I am well aware of how dysfunctional this sounds. But this is part of the personal universe I have created. In addition, being aware of these thoughts brings up other questions about my illness. Did I create the conditions internally that allowed the infection to take place? Did I sabotage my own well-being because I was scared of succeeding?

On a certain level, I want to believe that I sabotaged myself. First, self-sabotage would indicate that my natural resistance is too high for me to have gotten sick in the absence of said sabotage. Second, albeit in a perverse way, it demonstrates that I do have control over what is happening to me, that it’s not “God” or “the universe” that inflicts these obstacles. I only need to truly believe and be fearless in my pursuit of my happiness and I stand a better chance of getting there.

There’s a lot of labyrinths to all of our personal universes, and I thank you for traveling with me down a few of mine. There are no absolute answers to be had, but the mere awareness of some of the dynamics at play is inherently valuable.
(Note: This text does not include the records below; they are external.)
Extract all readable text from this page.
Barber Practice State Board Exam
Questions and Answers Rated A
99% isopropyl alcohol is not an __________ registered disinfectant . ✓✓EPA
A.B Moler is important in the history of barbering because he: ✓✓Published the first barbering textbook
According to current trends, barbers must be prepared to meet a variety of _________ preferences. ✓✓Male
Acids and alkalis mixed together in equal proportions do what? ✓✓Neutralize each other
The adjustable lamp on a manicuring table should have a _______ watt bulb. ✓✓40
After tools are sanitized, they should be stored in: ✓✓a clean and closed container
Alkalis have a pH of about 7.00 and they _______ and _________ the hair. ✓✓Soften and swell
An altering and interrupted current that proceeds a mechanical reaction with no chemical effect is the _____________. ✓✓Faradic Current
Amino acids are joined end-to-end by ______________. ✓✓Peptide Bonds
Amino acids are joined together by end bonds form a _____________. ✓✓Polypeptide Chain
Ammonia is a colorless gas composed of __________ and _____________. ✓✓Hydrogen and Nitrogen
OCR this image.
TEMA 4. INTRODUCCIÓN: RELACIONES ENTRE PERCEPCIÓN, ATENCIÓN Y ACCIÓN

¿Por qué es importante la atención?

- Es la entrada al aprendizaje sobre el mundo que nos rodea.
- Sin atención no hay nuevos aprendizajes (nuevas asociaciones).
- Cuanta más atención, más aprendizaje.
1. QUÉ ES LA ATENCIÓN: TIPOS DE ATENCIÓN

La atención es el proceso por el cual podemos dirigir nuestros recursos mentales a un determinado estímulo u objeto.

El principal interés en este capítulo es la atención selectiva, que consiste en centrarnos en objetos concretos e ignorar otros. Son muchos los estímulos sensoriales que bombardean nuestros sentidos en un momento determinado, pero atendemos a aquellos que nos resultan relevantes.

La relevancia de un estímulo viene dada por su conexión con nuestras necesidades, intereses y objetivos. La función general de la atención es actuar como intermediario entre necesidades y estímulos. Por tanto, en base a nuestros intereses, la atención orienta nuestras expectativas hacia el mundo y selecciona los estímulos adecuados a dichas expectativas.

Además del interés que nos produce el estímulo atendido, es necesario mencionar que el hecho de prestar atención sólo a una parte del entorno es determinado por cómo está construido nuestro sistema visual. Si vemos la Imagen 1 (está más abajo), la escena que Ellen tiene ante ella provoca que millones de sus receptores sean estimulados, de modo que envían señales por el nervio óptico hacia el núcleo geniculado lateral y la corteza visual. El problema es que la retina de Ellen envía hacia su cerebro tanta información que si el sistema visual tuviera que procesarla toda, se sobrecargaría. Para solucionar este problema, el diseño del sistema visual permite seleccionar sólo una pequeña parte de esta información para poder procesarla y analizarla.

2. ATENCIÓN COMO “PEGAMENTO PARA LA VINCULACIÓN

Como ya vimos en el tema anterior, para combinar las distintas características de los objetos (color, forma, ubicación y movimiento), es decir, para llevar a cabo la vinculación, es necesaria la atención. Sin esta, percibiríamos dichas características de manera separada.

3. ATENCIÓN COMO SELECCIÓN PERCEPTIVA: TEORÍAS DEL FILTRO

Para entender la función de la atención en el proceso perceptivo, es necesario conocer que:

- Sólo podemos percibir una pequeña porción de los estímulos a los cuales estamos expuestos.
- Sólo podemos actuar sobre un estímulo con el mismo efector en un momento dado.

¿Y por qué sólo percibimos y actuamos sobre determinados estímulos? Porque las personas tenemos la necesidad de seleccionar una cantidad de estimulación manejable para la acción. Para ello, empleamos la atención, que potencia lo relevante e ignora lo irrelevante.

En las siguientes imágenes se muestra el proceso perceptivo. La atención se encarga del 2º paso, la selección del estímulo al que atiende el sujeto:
It could be that the biggest takeaway here is that my personal universe (and yours) is the single biggest prism through which I (and you) see our actions and the larger world we share. It stands to reason, then, that “creating your own happiness” is far more than some New Age-y mantra. Instead, it’s a reality-based assessment of how we use our minds to process the world around us.

I’m feeling better now. I didn’t even mention the two wisdom teeth I had extracted a week ago; that was an added physical impediment to my personal focus. All seems to be resolving, and now I have allowed myself the luxury of the reflection you read here.

With any luck this post is one of the final pieces of my recovery and a step toward the rededication to the path I set out on last month.